ICE de Bétamba: une réponse institutionnelle cohérente

L’établissement a contribué à remettre de nombreuses générations d’enfants inadaptés sociaux sur le droit chemin.

Bétamba. Malgré le temps qui passe, le nom inspire toujours quelque chose au commun des Camerounais. Relativement avec la protection et la promotion des droits de l’enfant en danger moral, inadapté social ou en conflit avec la loi. En effet, dans la dynamique d’offrir à cette frange de la population, exposée à la criminalité et à toutes sortes d’exploitation ou d’abus, des mesures de protection spéciale, de réinsertion familiale, scolaire ou socioéconomique,  l’Institution camerounaise de l’Enfance (ICE) de Bétamba a été créée en 1952 par l’administration coloniale. Rétrocédée en 1968 au gouvernement camerounais qui l’a organisée par décret du 25 juin 1973, elle a joué un rôle essentiel en tant que pionnière et fleuron du système camerounais de rééducation pour mineurs. Depuis, beaucoup d’eau a coulé sous les ponts. L’institution mythique a connu l’érosion du temps et est marquée aujourd’hui par la vétusté des infrastructures et équipements, le déficit des ressources humaines, l’inadéquation des programmes pédagogiques et un faible taux de fréquentation eu égard à sa capacité d’accueil.
De plus, le phénomène des enfants de la rue et de la délinquance juvénile s’est complexifié. Et face à la recrudescence de l’enrôlement des enfants vulnérables par les groupes armés pour servir à des fins terroristes, au nombre de plus en plus élevé d’enfants dans les prisons, le Minas a trouvé judicieux de remettre à flot à l’institution.
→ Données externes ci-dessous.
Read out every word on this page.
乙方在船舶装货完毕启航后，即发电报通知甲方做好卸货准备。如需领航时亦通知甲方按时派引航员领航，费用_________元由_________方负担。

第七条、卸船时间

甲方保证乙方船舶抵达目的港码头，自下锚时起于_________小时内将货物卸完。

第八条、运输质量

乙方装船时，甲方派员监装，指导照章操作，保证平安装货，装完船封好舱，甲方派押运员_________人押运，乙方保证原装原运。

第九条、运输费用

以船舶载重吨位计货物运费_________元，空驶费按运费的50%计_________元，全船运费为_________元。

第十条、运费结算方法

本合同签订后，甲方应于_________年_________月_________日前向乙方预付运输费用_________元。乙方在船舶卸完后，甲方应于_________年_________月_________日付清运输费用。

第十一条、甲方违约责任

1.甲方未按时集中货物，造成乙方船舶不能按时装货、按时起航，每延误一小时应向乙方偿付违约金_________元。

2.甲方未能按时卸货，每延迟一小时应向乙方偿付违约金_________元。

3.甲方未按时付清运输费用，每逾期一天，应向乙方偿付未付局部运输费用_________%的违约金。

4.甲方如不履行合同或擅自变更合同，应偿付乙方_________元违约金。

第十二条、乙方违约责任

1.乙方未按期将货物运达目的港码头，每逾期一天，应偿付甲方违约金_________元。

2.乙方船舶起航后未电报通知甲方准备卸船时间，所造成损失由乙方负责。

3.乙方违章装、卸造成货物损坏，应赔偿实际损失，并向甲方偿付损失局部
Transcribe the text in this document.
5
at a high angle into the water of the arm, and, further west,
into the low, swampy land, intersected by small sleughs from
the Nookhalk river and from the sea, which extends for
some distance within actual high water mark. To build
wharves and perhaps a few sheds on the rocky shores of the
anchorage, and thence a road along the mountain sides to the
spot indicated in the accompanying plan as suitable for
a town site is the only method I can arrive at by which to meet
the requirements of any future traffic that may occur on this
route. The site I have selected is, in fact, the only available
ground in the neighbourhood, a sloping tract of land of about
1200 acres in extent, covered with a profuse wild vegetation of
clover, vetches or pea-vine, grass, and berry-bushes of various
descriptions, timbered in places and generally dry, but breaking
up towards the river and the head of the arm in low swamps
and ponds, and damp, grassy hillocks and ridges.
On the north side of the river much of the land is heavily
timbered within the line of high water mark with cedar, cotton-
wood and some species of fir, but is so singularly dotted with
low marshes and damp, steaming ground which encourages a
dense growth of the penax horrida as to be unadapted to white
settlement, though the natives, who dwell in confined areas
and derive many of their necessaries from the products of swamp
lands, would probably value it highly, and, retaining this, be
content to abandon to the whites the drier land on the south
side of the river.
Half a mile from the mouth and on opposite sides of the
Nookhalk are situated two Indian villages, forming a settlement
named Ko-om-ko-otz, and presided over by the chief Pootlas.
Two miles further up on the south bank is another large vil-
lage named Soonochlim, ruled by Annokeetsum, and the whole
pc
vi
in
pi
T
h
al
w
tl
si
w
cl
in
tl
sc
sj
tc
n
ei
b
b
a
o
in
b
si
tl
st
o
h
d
Et au-delà de ses missions classiques, celle-ci devrait servir d’incubateur de création de richesse et de pôle de développement, eu égard à sa situation géographique et à ses potentialités en matière d’insertion socioéconomique.
Le plan stratégique de modernisation de l’Institution camerounaise de l’Enfance est conçu pour une période de trois ans, allant de 2017 à 2019. « Sa vision est de faire de l’ICE une institution moderne adaptée au contexte socio-sécuritaire, qui contribue efficacement à la lutte contre la criminalité juvénile et un incubateur de développement pour la jeunesse inadaptée sociale au Cameroun à l’horizon 2020 », assure le ministre Pauline Irène Nguene. Trois axes sont identifiés pour ce faire. Il s’agit de l’amélioration de la qualité et de l’offre de service,  l’optimisation du fonctionnement de l’institution et la rationalisation  des ressources. Concrètement, 30 projets ont été montés en vue de la réalisation de ce plan triennal pour un coût global de 2 571 500 000 F que le ministère des Affaires sociales ne saurait à lui seul mobiliser. D’où le plaidoyer en direction des partenaires nationaux et internationaux en vue de lever des fonds additionnels, contribuant ainsi à l’exécution performante de cette opération de modernisation.

La parole aux acteurs

Pierre Théophile Eyock: « Nous sommes très heureux »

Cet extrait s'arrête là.